Here is the example to show we can use Anchor Modeling and Data Vault together effectively.


žIntegrate disparate Business Keys
¡Keys not integrated
¡No Master Key
¡Want a 1-1 time variant mapping between system keys
¡Internal de-duplication should be possible
¡Business Rule Driven mappings
¡Efficient and flexible implementation

Resulting Model

The result of this challenge is the following model. It contains 3 normal hubs (with corresponding sats and links not shown). It contains 3 1-1 key mapping ties (end dated links) that register which Business Keys need to be unified. It contains 1 Anchor (a Business Key-less/Empty Hub) that connects it all together. Since none of the source keys is a true business key, and we do not want to invent our own, an Anchor is an ideal construct to use here since it does not contain a business key(just a surrogate key). We assume here that we have (complex) business rules that allow us to map the different keys to the central Anchor.

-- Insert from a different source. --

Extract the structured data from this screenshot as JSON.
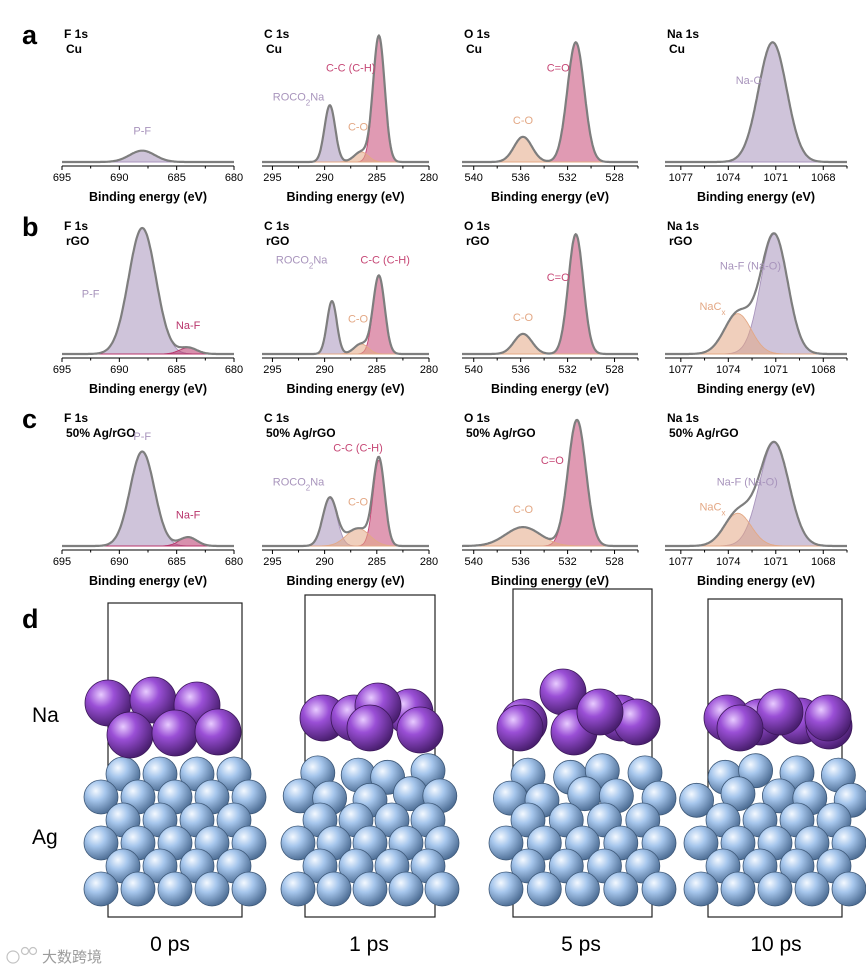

Classical Single BK Source Driven Hubs
¡No Multi key or changing key etc. so no Anchor required
žEfficient 1-1 Key Maps/Ties
¡Business Rule Driven, so stable cardinality
¡Dynamic and traceable
žEmpty Hub/Anchor to tie all Hubs to
¡No “Master” Business Key required


The Architecture we see emerging clearly uses Data Vault for capturing sources, while it will use Anchor like constructs for connecting them together in a slightly more flexible way that Data Vault does. This way both techniques are used where their strengths lies.

A Unifying Style

While advances in Data Vault and Anchor Modeling are nice, i'd like to state that choice between and adaptability of the methods/approaches to circumstances by practitioners is also important. But for this we need to understand all the detailed differences between all these modeling techniques. Especially when we want to combine them. If we want this then we're back at a generic Information modeling or logical modeling technique to unify all Data Vault and Anchor Modeling styles. While Data Vault and Anchor Modeling try to seriously simplify the construction of Data Warehousing within their won context, WE still need to evaluate the approaches in our clients context. For this we need all the detail, so we can make a informed, independent, correct decision on which techniques to use. Alas, with Anchor Modeling and Data Vault using their own nomenclature, this does NOT make it easier for experts to understand and trade-off methodologies. Only the 'workers' doing the implementation have it far easier once an architecture and methodology has been chosen and automated. This realization was one of the key drivers for the MATTER educational program and also my research in unifying Anchor Modeling and Data Vault modeling using Fact Oriented information modeling and model to model transformations using FCO-IM.

In the end, Chosen Ones only exists in stories. For us mortals, as Codd said, only correct, consistent and complete and utter information hiding will save us from having to understand all these modeling techniques. In the mean time we'll be forced to thoroughly understand all aspects of data modeling, be it abstract information models or specific implementation modeling styles.